The Calcium-Magnesium Byplay with Proton Pump Inhibitors

Presentation Number: SAT 312
Date of Presentation: April 1st, 2017

Preethi Kadambi* and Nisha Nathan
GWU, Washington, DC

Abstract

Introduction:

The use of proton pump inhibitors (PPI) has been associated with hypomagnesemia especially in older individuals. Incidence is more common with concurrent use of diuretics or impaired kidney function.

Clinical Case:

A 68 year old woman presented to the Emergency Department when labs checked by her primary care physician revealed a critically low magnesium of 0.3 mg/dL (normal 1.6-2.3 mg/dL) and corrected calcium of 6.2 mg/dL (normal 8.7-10.3 mg/dL). Medical history was significant for recent occipital stroke and diabetes mellitus (DM). She had noticed perioral numbness, tingling, weakness and fatigue over a few weeks. She reported decreased appetite and a 20 lb weight loss over several months. Ionized calcium was 3.1 mg/dL (normal 4.5–5.6 mg/dL). PTH was 23 pg/mL (normal 15-65 pg/mL) and increased to 62 pg/mL after magnesium replacement. Her 25-hydroxy Vitamin D was 39.0 ng/mL (normal 30.0-100.0 ng/mL) with 1,25-hydroxy Vitamin D of 50.1 pg/mL (normal 19.9-79.3 pg/mL). Her creatinine was 0.8 mg/dL (0.5-1.0 mg/dL) with a GFR of 88 mL/min (normal > 59 mL/min).

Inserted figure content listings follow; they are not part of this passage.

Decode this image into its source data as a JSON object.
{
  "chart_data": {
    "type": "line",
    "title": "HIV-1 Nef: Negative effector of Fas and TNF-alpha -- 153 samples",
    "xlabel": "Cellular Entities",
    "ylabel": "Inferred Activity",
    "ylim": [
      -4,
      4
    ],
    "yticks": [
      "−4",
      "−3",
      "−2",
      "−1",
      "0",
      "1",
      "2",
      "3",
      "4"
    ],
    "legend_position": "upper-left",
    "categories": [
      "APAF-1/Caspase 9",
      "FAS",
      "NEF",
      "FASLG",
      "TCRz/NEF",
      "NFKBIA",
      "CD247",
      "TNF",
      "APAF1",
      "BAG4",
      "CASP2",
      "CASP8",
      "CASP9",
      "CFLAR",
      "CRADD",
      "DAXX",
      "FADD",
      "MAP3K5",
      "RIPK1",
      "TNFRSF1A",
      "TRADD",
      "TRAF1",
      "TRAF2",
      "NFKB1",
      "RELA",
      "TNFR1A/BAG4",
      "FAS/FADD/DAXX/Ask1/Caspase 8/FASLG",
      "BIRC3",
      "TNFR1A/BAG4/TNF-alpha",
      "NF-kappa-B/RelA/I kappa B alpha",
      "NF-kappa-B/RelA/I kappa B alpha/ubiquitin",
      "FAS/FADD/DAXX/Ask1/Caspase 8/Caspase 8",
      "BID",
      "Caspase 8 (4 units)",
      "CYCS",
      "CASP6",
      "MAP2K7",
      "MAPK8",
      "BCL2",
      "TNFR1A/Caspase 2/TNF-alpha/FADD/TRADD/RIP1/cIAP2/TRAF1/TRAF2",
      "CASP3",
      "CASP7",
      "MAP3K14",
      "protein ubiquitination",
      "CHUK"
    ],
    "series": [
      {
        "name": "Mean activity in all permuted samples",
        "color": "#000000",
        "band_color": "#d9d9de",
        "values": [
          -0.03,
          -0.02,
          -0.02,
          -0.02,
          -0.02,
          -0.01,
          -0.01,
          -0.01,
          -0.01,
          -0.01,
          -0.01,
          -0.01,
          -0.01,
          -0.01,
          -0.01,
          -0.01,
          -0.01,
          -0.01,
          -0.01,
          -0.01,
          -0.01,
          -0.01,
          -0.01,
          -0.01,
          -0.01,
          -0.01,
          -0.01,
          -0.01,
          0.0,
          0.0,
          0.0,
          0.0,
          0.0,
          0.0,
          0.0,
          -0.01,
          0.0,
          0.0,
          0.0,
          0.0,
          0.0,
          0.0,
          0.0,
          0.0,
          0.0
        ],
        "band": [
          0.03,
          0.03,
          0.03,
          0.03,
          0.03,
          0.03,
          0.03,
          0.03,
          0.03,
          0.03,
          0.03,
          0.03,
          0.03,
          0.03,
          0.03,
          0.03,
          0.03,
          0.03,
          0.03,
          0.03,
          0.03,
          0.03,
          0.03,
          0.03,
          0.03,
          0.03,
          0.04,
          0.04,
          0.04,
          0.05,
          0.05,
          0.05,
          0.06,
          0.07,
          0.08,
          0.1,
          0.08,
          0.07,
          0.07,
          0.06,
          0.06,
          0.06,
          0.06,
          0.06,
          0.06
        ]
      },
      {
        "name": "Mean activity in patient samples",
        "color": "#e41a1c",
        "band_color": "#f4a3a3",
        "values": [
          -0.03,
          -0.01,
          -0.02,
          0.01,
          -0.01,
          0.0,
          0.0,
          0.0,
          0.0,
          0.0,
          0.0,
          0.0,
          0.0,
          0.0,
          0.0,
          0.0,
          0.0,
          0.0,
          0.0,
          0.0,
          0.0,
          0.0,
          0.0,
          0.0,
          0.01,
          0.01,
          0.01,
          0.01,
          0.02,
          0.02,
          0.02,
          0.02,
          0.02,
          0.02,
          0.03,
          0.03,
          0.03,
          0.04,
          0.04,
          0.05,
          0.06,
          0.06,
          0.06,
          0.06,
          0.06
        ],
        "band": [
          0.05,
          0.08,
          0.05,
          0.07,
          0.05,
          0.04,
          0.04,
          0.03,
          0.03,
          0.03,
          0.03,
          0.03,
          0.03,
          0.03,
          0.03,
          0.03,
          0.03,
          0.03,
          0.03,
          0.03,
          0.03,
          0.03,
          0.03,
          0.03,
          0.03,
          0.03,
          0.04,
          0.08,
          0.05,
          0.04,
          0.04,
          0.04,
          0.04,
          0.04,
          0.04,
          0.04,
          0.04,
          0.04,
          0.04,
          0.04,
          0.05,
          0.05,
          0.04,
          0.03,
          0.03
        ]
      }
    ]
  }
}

She was on many medications including omeprazole, metformin, dulaglutide, levetiracetam, Vitamin D, amlodipine and atorvastatin. None of the other medications she was on were known to cause hypomagnesemia. She was not on diuretics. Her DM was well controlled with A1C of 6.4% (normal 4.8-5.6%) and could not have caused her profound hypomagnesemia. Omeprazole was considered to be the cause and was stopped. She had aggressive IV magnesium and calcium replacement - eventually transitioned to oral supplements. Her calcium improved to 10.3 mg/dL and has remained above 9.0 mg/dL since, without supplements. Her magnesium has been in the range of 1.7-2.0 mg/dL without supplements.

Conclusion:

PPI use is associated with 43% increased incidence of hypomagnesemia in patients older than 65, predominantly with concurrent use of diuretics. Our patient was unique with respect to the degree of hypomagnesemia and lack of concurrent diuretic use. Severely low magnesium and subsequent profound hypocalcemia was completely reversed, and did not recur after cessation of PPI. It is important to recognize and treat PPI associated hypomagnesemia to prevent cardiac complications especially in the elderly.